Precise control of waves and particles is a key challenge in modern science and technology. Conventional materials often suffer from defects and impurities that cause significant scattering and energy loss during transmission, severely limiting their practical applications. Focusing on the intersection of topological physics and metamaterials, Xiujuan Zhang proposed a multi-dimensional topological phase transition theory, revealing the mechanism of multi-dimensional topological states in higher-order topological insulators. This offers a novel theoretical framework for achieving multi-dimensional, defect-immune wave propagation and localization.

Experimentally, she designed and constructed higher-order topological acoustic metamaterials, successfully verifying their highly robust wave propagation/localization and establishing an experimental basis for these novel topological phases. In addition, Xiujuan creatively introduced non-Hermitian physics into topological metamaterials, proposing and verifying non-Hermitian higher-order topological materials as well as the non-Hermitian skin effect. Based on the latter, she achieved over 80% efficient absorption of sound waves across a broad frequency band of 100 - 1000 Hz, providing an innovative solution to the long-standing problem of low-frequency noise control.
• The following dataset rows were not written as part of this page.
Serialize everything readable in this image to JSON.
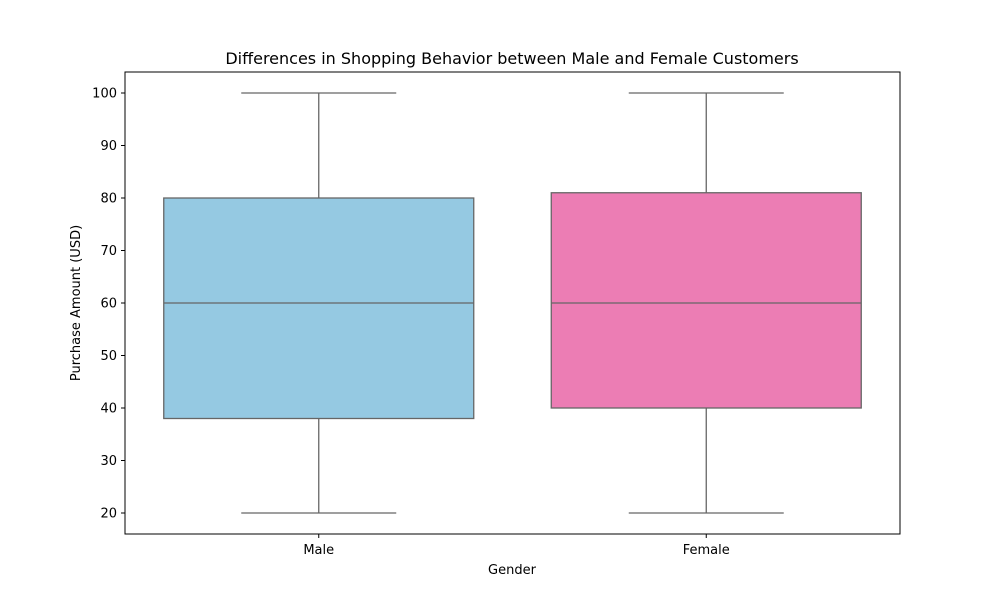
{
  "chart_data": {
    "type": "box",
    "title": "Differences in Shopping Behavior between Male and Female Customers",
    "xlabel": "Gender",
    "ylabel": "Purchase Amount (USD)",
    "ylim": [
      16,
      104
    ],
    "yticks": [
      20,
      30,
      40,
      50,
      60,
      70,
      80,
      90,
      100
    ],
    "grid": false,
    "legend": "none",
    "categories": [
      "Male",
      "Female"
    ],
    "boxes": [
      {
        "category": "Male",
        "min": 20,
        "q1": 38,
        "median": 60,
        "q3": 80,
        "max": 100,
        "color": "#95c9e2"
      },
      {
        "category": "Female",
        "min": 20,
        "q1": 40,
        "median": 60,
        "q3": 81,
        "max": 100,
        "color": "#ec7db4"
      }
    ],
    "line_color": "#666666"
  }
}
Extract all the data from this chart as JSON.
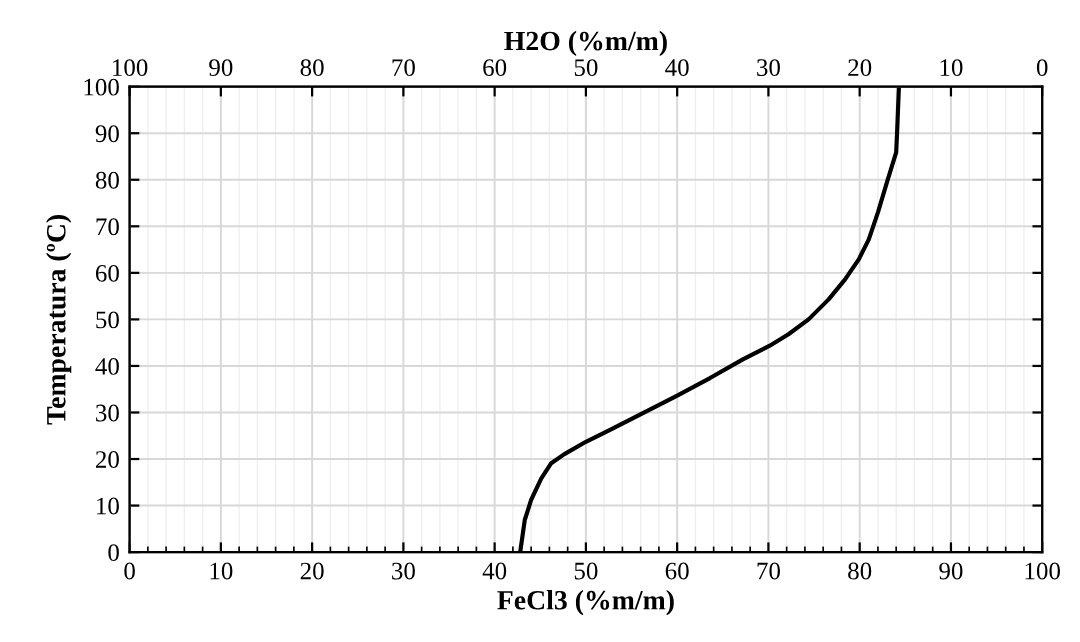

Her breakthrough work has not only addressed key scientific questions about the realization and characterization of higher-order topological phases but also pioneered new approaches for developing transformative technologies such as robust multi-channel information transport, deep-subwavelength acoustic tweezers and high-sensitivity sensors. Several of her achievements have generated extensive international impact, with the new mechanisms she proposed being cited multiple times in Science, Nature and other prestigious journals and featured as representative work in the field.